ANTONIO SAMUDIO, GRABADOR

Pocas veces se realiza en Colombia una muestra de grabados tan ambiciosa como esta de Antonio Samudio. Pocas veces existe en un medio que corre tras lo que dictan las modas y la metrópoli, una vocación tan rigurosa y obsesiva desde el ámbito del grabado como la que vemos ahora en las paredes del Museo de Jericó Antioquia – MAJA.

La fidelidad y con ella una ferocidad tocada de un humor discreto pero no menos lacerante hacen buenas migas en su obra. Samudio toca todas las instancias del grabado: buril, mezzotintas, aguafuertes, linóleos, xilografías, litografías, son parte fundamental de su equipaje de hacedor incansable. Nuestro pintor y gran colorista es a la vez de la creencia de que el grabado es además un arte que dista mucho de ser menor, y que más bien es un territorio propicio para ejercer la crítica social, como lo supo Goya en una España tenebrista y como lo supieron en Colombia Carlos Correa o Augusto Rendón. En ellos señala la historia clínica de nuestro ser nacional, como siguiéndole un prontuario bizarro a la realidad, a todos los poderes y a los pases hipnóticos provenientes desde la incansable mesmerización que se practica en una moral aplastante hacia los humildes. Samudio ha sido siempre un militante de sí mismo, que no
hace concesiones que no sean a su intuición y sus creencias. Sus recurrentes temas rondan siempre el absurdo, que según Albert Camus es “la razón lúcida que constata sus límites”, para vulnerar así el llamado principio de realidad en un diálogo un tanto doloroso entre seres vivos y naturalezas muertas, como si esas dos instancias estuvieran muchas veces hechas de la misma materia. Desde su quietismo las figuras samudianas nos hablan de episodios humanos sin trascendencia aparente, de una manera silenciosa. Sus personajes no gesticulan ni son estentóreos. Son las suyas unas puestas en escena que hasta en los ámbitos eróticos de cámara y recámara, tienen algo irónico, un registro familiar en el álbum de unas vidas un tanto deshabitadas y calcáreas. Rostros hieráticos, como llegados de la Isla de Pascua, salas de espera donde el invitado no existe o se llama Godot, registrados como en cámara lenta.
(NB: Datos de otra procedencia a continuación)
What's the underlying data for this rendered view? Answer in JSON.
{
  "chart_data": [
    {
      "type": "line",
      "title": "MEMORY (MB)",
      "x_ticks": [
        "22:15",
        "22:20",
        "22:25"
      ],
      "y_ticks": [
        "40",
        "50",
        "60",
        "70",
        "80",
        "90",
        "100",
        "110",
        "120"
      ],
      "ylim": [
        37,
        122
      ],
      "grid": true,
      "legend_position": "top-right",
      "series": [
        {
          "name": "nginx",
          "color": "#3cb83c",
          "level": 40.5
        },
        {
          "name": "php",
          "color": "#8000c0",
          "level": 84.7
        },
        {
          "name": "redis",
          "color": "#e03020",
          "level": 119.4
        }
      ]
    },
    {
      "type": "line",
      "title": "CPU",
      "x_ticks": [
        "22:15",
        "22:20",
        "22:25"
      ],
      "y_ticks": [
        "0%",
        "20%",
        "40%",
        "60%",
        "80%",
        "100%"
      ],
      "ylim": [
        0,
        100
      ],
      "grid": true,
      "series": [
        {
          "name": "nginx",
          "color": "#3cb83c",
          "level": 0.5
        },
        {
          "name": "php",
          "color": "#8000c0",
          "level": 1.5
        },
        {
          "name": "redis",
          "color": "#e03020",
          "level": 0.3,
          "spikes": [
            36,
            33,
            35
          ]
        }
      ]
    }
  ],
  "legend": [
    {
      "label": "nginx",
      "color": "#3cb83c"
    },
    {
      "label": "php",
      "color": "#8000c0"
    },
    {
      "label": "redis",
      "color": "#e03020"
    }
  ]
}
Su obra es un retrato colectivo de Nadie en el que de pronto se asoma Bartleby, un escribiente o un notario de estirpe bogotana, asordinada, creemos intuir la tumba del sargento Nadie o del general Ninguno y toda la fantasmalidad de los ene enes que somos todos en una tribuna de un estadio, o en una sala de espera. Los personajes de la obra de Samudio no tienen heráldica, carecen de árboles genealógicos, son simples y dolidos ciudadanos mezclados en una contra-épica de sombras atrapados en un mundo sin heroísmos. Lo mismo ocurre con sus objetos: no tienen matices o distingos sociales y no resaltan otro estilo de vida diferente a una sorda cotidianidad. Ni es el fasto de
la vida burguesa, ni los objetos de urgencia de la pobreza, son simples formas puestas en un plano de irónica melancolía. Y todo, todo este mundo asordinado y grisáceo, salvado del vacío por un insobornable humor.